The evening started out with Vanhal’s Symphony in G Minor. Most notable is the viola solo (in a wonderful performance by Elizabeth Hagen) during the Andante cantabile movement, answered by the violins. The Menuetto-Trio section has time shifts from 6/8 to 4/4, and the lilt often sounds like an extra beat, that is, 5/4 time.
Next on the program was Haydn’s Sinfonia Concertante for Violin, Oboe, Cello, and Bassoon: one of my favorites. Basically, this is a concerto for multiple instruments. The melody moves from one instrument to the next in a seeming call and response in the Allegro movement, followed by the highly expressive Andante movement. Concertmaster Gina DiBello plays solo violin and brilliantly so; her runs are especially notable in the spirited third movement. Plus the remarkably talented Paul Dwyer on cello, Anne Bach on oboe, and William Buchman on bassoon round out the soloists, whose instruments blended so very well together.
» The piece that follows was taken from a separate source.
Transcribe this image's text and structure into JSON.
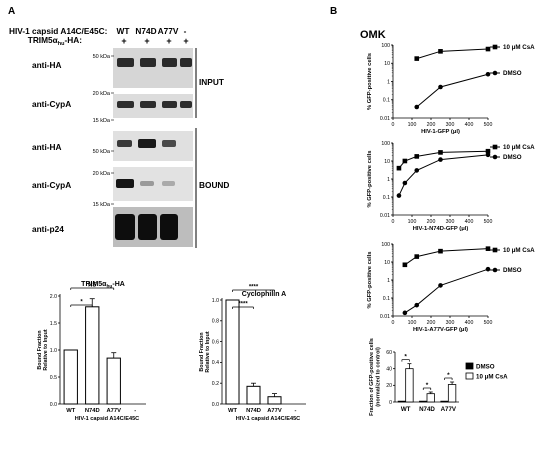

After intermission, we listened to Sinfonia Concertante for Viola and Double Bass by von Dittersdorf. As with the Haydn piece earlier, it is a concerto for multiple instruments that is structured like a symphony, but like the Vanhal before it, there is a Menuetto section. The instruments begin synchronous and shift to an almost call-and-response accompaniment in the Allegro section, again similar to the Haydn. Once more on the viola was the super-talented Elizabeth Hagen, now with the exceptional Collins Trier on the double bass. The Andantino movement is notable by both its countermelody and by Dame Glover’s putting away the baton to conduct expressively. At the end, the soloists fist-bumped each other. The joys of seeing music performed live and trippingly so!
The finale was Mozart’s Symphony No. 34 in C Major, K.338. Dame Glover obviously knew it by heart and excited the audience by having her music stand put away and conducting without a score! Again, the very expressive Andante di molto più tosto Allegretto movement was directed without use of the baton, with the concluding Allegro vivace being extremely recognizable to the audience. What a sublime ending to this year’s MOB season—which will start anew this September!
“Circles of Friends” was performed by Music of the Baroque on Sunday, May 7, 2023, at the North Shore Center for the Performing Arts, 9501 Skokie Boulevard, in Skokie, with a subsequent performance on Monday, May 8, at the Harris Theater for Music and Dance, 205 W. Randolph Drive, in Chicago.
Both performances began at 7:30 p.m.